In part three of this three-part series, we partnered with Michael Lewis, Senior Client Advisor for APPI Energy, to highlight how the usage of energy in manufacturing is shifting. Michael entered the renewable energy industry in 2006 when he transitioned from the housing construction industry to installing solar systems for big box retailers in California. During that time, Michael oversaw the growth of a turn-key solar and racking innovator from 4 to 50 employees who built projects across California and the U.S. By 2013, he founded his own solar EPC, engaging directly with solar module and racking manufacturers, property management companies, and public works entities, building solar projects across the western United States. After successfully growing his own company, Michael transitioned to the management and development of utility scale solar farms. Michael consulted on over 1GW of utility scale solar farms from land acquisition and feasibility studies, off-taker negotiations, design, permitting, planning, construction, grid synchronization, and the long-term O&M of these assets. Michael focuses on renewable energy, EV infrastructure, and sustainability, is a licensed electrical contractor, and enjoys reading about everything sustainability, technology, and energy related. In his free time, Michael practices hot yoga, runs regularly, makes time to surf, and enjoys getting out into nature. Michael graduated from the College of Charleston in 2003 and resides in his hometown of Richmond, Virginia.
In part three, we are focusing on immediate actions your small manufacturing business can use to take a modern approach to energy.
Are there any additional things you feel a company can and should do to better understand and manage their energy usage?
If it has not been done already, switching all lighting to LEDs and installing occupancy sensors should be explored first. Many utilities offer programs to pay for LEDs, and the cost benefit is phenomenal.
As utilities attempt to increase charges through crafty time-of-use charges, it will be a must for facilities to implement some form of sub-metering equipment to view electricity demand in real time to understand peak demand times, the equipment causing demand spikes, and ultimately using this metering equipment to scale back peak demand where possible.
Are there additional benefits for a manufacturing company to invest in energy management and reduction in use?
It seems like the buzz words of the moment are ESG (environmental social governance) and sustainability. While some of it feels political, the reality is that a growing number of large entities now put pressure on all levels of their supply chains for some level of sustainability reporting. Regardless of any opinions around renewable energy and sustainability goals, existing rebates and federal incentives often create a great investment opportunity in these technologies. The added bonus is to meet required ESG and sustainability requirements while also hedging future energy costs and, in some cases, saving millions of dollars over the warranty period of the renewable system equipment.

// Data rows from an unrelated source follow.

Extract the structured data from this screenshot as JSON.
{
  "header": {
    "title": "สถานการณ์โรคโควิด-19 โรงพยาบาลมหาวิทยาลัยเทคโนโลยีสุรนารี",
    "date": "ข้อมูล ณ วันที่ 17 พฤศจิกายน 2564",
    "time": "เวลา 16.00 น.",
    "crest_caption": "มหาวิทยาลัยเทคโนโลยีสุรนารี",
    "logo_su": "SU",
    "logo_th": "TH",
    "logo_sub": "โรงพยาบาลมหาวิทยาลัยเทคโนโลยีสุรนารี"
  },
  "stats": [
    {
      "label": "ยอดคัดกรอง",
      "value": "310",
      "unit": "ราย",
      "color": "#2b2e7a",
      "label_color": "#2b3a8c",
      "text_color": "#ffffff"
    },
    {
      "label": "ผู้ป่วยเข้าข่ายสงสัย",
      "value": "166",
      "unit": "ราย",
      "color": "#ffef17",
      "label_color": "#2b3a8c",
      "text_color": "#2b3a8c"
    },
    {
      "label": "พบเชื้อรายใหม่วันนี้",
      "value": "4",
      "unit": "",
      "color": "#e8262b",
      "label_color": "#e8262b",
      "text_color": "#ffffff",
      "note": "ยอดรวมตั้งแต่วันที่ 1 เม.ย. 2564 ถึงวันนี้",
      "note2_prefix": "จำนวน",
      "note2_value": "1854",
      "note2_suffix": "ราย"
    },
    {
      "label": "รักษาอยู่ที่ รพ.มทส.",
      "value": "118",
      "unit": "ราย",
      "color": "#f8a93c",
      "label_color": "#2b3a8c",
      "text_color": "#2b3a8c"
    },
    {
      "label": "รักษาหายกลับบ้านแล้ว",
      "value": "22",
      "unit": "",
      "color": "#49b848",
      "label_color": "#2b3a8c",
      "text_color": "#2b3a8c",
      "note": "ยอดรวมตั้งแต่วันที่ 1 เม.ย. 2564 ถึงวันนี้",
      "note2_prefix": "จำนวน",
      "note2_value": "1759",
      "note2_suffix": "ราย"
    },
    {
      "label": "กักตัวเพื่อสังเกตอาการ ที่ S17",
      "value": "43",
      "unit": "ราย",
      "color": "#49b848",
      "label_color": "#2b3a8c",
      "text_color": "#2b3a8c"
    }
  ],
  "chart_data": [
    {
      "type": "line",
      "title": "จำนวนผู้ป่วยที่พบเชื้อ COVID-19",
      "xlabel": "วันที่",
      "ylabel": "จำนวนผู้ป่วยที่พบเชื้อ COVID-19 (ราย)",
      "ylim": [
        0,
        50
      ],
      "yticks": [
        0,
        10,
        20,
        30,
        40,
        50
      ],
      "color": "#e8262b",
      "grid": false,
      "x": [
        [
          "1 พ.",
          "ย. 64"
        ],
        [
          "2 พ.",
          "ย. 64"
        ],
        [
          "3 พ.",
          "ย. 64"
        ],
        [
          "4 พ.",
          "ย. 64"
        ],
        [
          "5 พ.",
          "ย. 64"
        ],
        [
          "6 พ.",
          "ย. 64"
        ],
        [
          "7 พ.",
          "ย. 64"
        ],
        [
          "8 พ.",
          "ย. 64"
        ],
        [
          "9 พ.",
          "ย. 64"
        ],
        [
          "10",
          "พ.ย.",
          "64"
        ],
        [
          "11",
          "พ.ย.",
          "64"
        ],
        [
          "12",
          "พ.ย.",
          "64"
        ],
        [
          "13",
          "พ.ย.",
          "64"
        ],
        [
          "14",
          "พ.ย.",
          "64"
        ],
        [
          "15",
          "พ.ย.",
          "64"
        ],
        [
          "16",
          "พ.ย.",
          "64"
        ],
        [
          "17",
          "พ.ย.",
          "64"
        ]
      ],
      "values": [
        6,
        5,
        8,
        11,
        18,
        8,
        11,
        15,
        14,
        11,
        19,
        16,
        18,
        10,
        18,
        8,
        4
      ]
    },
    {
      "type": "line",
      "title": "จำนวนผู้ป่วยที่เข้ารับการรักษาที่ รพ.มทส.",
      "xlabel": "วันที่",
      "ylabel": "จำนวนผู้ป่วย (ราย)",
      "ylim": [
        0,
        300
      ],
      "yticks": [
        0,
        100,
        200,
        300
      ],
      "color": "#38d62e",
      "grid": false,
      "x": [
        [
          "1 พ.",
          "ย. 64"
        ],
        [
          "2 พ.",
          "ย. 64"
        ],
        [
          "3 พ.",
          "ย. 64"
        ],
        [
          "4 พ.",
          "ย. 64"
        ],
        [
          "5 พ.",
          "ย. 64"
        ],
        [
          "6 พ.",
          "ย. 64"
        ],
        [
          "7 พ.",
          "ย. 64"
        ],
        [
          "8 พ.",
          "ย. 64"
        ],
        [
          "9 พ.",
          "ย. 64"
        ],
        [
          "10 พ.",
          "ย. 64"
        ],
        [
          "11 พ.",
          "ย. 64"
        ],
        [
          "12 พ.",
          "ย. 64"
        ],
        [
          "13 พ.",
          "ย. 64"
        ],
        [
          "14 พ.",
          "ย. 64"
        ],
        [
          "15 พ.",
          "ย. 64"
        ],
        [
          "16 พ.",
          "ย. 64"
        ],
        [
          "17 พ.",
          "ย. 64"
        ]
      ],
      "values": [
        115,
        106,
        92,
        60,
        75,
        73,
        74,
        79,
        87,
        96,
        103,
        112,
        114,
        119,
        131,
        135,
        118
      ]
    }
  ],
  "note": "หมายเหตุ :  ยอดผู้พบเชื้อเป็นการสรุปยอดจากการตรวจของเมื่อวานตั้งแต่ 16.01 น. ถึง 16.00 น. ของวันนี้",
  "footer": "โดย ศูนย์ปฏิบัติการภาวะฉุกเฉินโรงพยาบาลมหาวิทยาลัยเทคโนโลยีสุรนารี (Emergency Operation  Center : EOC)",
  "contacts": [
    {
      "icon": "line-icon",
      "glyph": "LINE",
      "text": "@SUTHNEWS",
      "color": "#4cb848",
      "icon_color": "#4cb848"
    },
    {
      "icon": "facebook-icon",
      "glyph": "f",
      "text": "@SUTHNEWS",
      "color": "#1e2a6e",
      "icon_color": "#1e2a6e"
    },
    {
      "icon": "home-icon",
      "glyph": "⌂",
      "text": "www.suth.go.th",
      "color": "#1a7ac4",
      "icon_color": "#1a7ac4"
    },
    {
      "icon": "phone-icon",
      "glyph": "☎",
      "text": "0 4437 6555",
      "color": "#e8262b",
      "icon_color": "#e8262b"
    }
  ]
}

Additionally, many utilities offer participation in demand response programs. For entities able to participate in demand reduction during peak summer or winter hours, this can be a lucrative program. Participants receive a yearly check of up to $100,000 for participation. In most cases, these entities have back-up energy generation that cuts on during the peak demand hours of day, up to five times a year. In some cases, this is simply switching off or powering down large equipment during peak demand hours, typically 2 to 4 hours. The value of the demand response incentive is dictated by the total amount of power reduced during days of peak demand alerts. As said, this can be up to five times a year, typically a couple of the warmest summer days and coldest winter days. In some cases, we have seen businesses invest in back-up generators for their operations that are financed through these demand response payments. This can be a cost-effective method to ensuring resiliency as utility reliability becomes more of an issue for businesses.
Where can a manufacturing company start to learn more about the options, solutions, and issues with tackling energy consumption and management?
In most cases, the local utility company is the first place to look for available incentives. APPI Energy does an in-depth analysis of the energy bills of our customers, then applies our market knowledge to make suggestions for reducing energy costs. In deregulated markets, we provide our customers with a proprietary RFP to all vetted electricity suppliers available to that market, then provide our customers with feedback around which supplier and terms make the most sense for that customer’s operations. More favorable supply agreements are available for electricity and natural gas. For manufacturers contending with sustainability goals, we can run the same RFP process to identify green energy products available in most markets of North America. In this manner, it is possible for manufacturers to “go green” without ever installing a renewable energy system.